If my neighborhood represents a microcosm of the world at large, there isn't much hope for world peace. From everything I've been able to observe, people just don't tend to get along. They are almost universally judgemental and extremely territorial. Neighborhoods, states, countries. . .it's all the same. Most neighbors will give you a big smile and act friendly enough to your face, but the minute your back is turned, watch out. Of course, I am certainly not above reproach in this regard. I find myself talking about my neighbors behind their back just as much as they do. I'm doing it right now.

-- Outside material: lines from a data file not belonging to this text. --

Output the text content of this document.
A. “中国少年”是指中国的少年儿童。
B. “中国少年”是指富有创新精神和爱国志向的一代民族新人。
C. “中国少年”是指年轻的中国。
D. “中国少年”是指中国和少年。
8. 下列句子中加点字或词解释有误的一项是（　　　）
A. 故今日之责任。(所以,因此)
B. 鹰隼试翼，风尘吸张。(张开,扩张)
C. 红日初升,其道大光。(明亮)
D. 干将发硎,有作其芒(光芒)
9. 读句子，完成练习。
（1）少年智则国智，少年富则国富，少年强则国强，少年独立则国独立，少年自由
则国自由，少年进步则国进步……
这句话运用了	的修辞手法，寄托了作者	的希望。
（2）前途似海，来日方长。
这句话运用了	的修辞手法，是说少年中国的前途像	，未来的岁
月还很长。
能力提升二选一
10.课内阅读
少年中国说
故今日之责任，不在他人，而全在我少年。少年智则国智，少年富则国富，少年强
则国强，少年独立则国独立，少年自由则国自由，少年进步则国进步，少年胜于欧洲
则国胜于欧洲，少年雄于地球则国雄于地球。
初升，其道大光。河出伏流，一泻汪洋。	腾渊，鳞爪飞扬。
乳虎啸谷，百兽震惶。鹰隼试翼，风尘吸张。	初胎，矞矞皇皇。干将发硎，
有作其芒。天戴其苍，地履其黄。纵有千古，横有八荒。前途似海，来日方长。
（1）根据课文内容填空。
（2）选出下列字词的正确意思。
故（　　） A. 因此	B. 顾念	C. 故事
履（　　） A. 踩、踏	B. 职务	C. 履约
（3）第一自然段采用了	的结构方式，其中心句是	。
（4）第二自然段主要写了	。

It is curious how essential lying has become in the modern world. Presidents lie to each other. Employers lie to employees. Husbands lie to wives. Wives lie to children. And neighbors lie to anyone who will listen. Maybe this preoccupation with lying is the essence of civilization. Lies are the grease that keeps the wheels of commerce turning. They are what keep relationships together. They are what keep my neighbors from killing each other.

I'm not sure I want to know the truth about neighbors. I'm not sure I want to know the truth about anybody. Just walking my dog, I've learned far too much already. Many neighbors are unfaithful to their spouse, Some are mean-spirited. And others are simply strange. The day I learned that one peculiar old lady four houses down from me kept her German Shepherd in her freezer for seven years after it died was the day I realized that good neighbors should always remain a mystery.